Not great. It’s not useful to have 96% of the cases in one cluster.


Complete Euclidean

dist.Ec <- dist(std, method="euclidean")
clust.Ec <- hclust(dist.Ec, method="complete")

plot(clust.Ec, cex=.4)
rect.hclust(clust.Ec, k=3)


Average Euclidean

dist.Ea <- dist(std, method="euclidean")
clust.Ea <- hclust(dist.Ea, method="ave")

plot(clust.Ea, cex=.4)
rect.hclust(clust.Ea, k=3)


Single Canberra

dist.Cs <- dist(std, method="canberra")
clust.Cs <- hclust(dist.Cs, method="single")

plot(clust.Cs, cex=.4)
rect.hclust(clust.Cs, k=3)

Again, single linkage isn’t robust in finding meaningful clusters for my dataset.


Complete Canberra

dist.Cc <- dist(std, method="canberra")
clust.Cc <- hclust(dist.Cc, method="complete")

plot(clust.Cc, cex=.4)
rect.hclust(clust.Cc, k=3)

This looks pretty good, the clusters are broken out in a way where you can identify potential customers (Left), unlikely customers (Middle), and likely customers (Right). Gender seems to play a big role.

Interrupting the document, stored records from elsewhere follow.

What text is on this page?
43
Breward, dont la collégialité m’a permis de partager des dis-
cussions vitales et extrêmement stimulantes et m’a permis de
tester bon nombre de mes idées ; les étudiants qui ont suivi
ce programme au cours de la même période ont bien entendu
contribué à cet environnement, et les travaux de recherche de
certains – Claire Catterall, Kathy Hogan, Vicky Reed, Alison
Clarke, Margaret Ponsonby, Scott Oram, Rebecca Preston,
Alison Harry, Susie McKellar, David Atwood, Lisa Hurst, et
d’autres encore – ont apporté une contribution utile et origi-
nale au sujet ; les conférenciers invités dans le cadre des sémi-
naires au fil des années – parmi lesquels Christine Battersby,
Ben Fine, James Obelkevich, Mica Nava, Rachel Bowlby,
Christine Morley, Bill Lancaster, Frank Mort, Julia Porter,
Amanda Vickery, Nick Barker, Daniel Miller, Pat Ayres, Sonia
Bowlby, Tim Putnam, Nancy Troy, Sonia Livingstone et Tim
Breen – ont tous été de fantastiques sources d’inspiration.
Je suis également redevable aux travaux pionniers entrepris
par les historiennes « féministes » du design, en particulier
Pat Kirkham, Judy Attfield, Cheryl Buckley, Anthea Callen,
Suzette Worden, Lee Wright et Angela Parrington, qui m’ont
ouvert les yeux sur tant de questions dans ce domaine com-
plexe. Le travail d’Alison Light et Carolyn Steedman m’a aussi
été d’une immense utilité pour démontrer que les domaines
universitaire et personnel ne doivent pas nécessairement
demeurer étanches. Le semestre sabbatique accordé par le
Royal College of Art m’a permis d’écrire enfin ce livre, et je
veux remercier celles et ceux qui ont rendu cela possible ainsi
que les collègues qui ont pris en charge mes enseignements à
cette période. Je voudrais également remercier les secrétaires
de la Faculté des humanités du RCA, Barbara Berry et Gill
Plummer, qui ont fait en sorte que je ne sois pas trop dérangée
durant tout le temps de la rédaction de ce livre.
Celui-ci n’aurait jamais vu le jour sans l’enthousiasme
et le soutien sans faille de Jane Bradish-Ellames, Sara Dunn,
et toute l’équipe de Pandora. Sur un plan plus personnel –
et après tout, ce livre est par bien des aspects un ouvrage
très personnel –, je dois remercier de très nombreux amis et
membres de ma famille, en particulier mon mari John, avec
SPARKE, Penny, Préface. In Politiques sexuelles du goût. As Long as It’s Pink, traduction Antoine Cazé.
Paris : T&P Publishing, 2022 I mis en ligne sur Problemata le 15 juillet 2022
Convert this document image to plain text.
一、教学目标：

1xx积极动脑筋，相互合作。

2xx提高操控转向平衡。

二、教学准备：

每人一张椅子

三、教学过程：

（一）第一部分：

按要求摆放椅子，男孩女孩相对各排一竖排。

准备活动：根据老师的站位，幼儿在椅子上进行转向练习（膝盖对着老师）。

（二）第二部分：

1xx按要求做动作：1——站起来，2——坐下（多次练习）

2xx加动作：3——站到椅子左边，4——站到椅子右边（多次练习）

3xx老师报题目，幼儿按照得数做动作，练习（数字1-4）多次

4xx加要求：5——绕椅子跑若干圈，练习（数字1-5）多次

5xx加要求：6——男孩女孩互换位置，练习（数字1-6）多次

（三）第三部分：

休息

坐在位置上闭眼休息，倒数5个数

Middle-aged men with high salaries and low shopping scores were clustered together (unlikely customers) but females of the same age, salary, and shopping score were grouped with the potential customers cluster on the left.


Average Canberra

dist.Ca <- dist(std, method="canberra")
clust.Ca <- hclust(dist.Ca, method="ave")

plot(clust.Ca, cex=.4)
rect.hclust(clust.Ca, k=3)

Middle cluster size decreased but overall pretty similar to the complete canberra. Left to right: likely customers, unlikely customers, potential customers.


Single Manhattan

dist.Ms <- dist(std, method="manhattan")
clust.Ms <- hclust(dist.Ms, method="single")

plot(clust.Ms, cex=.4)
rect.hclust(clust.Ms, k=3)


Complete Manhattan

dist.Mc <- dist(std, method="manhattan")
clust.Mc <- hclust(dist.Mc, method="complete")

plot(clust.Mc, cex=.4)
rect.hclust(clust.Mc, k=3)


Average Manhattan

dist.Ma <- dist(std, method="manhattan")
clust.Ma <- hclust(dist.Ma, method="ave")

plot(clust.Ma, cex=.4)
rect.hclust(clust.Ma, k=3)

Seems like a little bit of every variable influced these clusters. They are pretty informative and align with what I was expecting to see. Potential customers: High shopping index and/or high salary, all young or middle aged. Unlikely customers: Low shopping index (interestingly, the unlikely customers group doesn’t include any subjects with low salaries), even distribution of males/females, all age ranges present. Likely customers: Everyone else, shopping index in the middle with low and average salaries, mostly females, all age ranges present.

Subject 199 and 21 seemed to throw off any single-linkage distance calcluations, as well as the average Euclidean.